Berlin, Germany

Writing for the stage

Szenisches Schreiben

Integrated Master's degree
Language: GermanStudies in German
Subject area: journalism and information
Kind of studies: full-time studies
University website: www.udk-berlin.de
Writing
Writing is a medium of human communication that represents language and emotion with signs and symbols. In most languages, writing is a complement to speech or spoken language. Writing is not a language, but a tool used to make languages be read. Within a language system, writing relies on many of the same structures as speech, such as vocabulary, grammar, and semantics, with the added dependency of a system of signs or symbols. The result of writing is called text, and the recipient of text is called a reader. Motivations for writing include publication, storytelling, correspondence, record keeping and diary.

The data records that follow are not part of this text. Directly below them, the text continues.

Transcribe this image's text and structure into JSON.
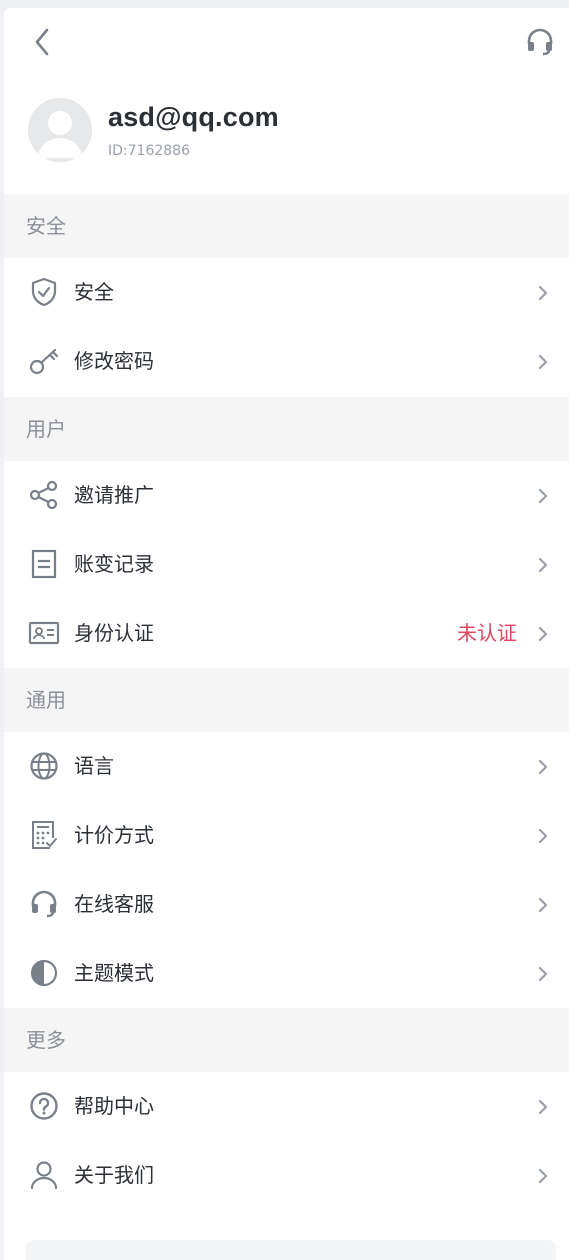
{
  "header": {
    "back_icon": "chevron-left-icon",
    "support_icon": "headset-icon"
  },
  "profile": {
    "email": "asd@qq.com",
    "uid": "ID:7162886"
  },
  "sections": {
    "security": {
      "title": "安全",
      "items": [
        {
          "label": "安全",
          "icon": "shield-icon"
        },
        {
          "label": "修改密码",
          "icon": "key-icon"
        }
      ]
    },
    "user": {
      "title": "用户",
      "items": [
        {
          "label": "邀请推广",
          "icon": "share-icon"
        },
        {
          "label": "账变记录",
          "icon": "document-icon"
        },
        {
          "label": "身份认证",
          "icon": "id-card-icon",
          "status": "未认证"
        }
      ]
    },
    "general": {
      "title": "通用",
      "items": [
        {
          "label": "语言",
          "icon": "globe-icon"
        },
        {
          "label": "计价方式",
          "icon": "calculator-icon"
        },
        {
          "label": "在线客服",
          "icon": "headset-icon"
        },
        {
          "label": "主题模式",
          "icon": "contrast-icon"
        }
      ]
    },
    "more": {
      "title": "更多",
      "items": [
        {
          "label": "帮助中心",
          "icon": "help-circle-icon"
        },
        {
          "label": "关于我们",
          "icon": "person-icon"
        }
      ]
    }
  },
  "colors": {
    "accent_warning": "#e0455e",
    "section_bg": "#f5f5f5",
    "icon_gray": "#8a9099"
  }
}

Writing has been instrumental in keeping history, maintaining culture, dissemination of knowledge through the media and the formation of legal systems.
Writing
Many books require no thought from those who read them, and for a very simple reason; they made no such demand upon those who wrote them.

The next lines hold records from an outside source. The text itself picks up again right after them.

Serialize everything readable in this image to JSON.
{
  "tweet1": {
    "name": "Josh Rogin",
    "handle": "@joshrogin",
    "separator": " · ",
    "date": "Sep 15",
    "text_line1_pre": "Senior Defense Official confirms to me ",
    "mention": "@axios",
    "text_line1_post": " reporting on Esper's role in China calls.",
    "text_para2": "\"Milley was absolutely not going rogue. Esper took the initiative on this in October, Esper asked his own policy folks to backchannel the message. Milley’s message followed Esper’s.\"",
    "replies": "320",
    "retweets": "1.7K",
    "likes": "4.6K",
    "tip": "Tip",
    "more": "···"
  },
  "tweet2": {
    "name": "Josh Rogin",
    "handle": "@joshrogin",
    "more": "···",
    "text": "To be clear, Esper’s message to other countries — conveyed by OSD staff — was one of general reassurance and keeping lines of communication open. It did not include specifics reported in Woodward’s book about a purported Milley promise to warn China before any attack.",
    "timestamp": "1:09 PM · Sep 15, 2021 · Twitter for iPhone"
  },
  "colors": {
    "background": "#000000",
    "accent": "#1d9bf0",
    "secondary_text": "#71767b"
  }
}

Charles Caleb Colton, Lacon, 1820.
Writing
I'm a bit of a grinder. Novels are very long, and long novels are very, very long. It's just a hell of a lot of man-hours. I tend to just go in there, and if it comes, it comes. A morning when I write not a single word doesn't worry me too much. If I come up against a brick wall, I'll just go and play snooker or something or sleep on it, and my subconscious will fix it for me. Usually, it's a journey without maps but a journey with a destination, so I know how it's going to begin and I know how it's going to end, but I don't know how I'm going to get from one to the other. That, really, is the struggle of the novel.[1]
Martin Amis, Interview 1995.
Writing
He is no parasite on anything, whose work is real: a mechanic, a doctor, a builder, a tailor, a dishwasher. What, in comparison, does a writer produce? Semblances. This is a serious occupation?
Stanisław Lem, A Perfect Vacuum (1971), "Rien du tout, ou la conséquence" ("Nothing, or the Consequence"), tr. Michael Kandel (1978).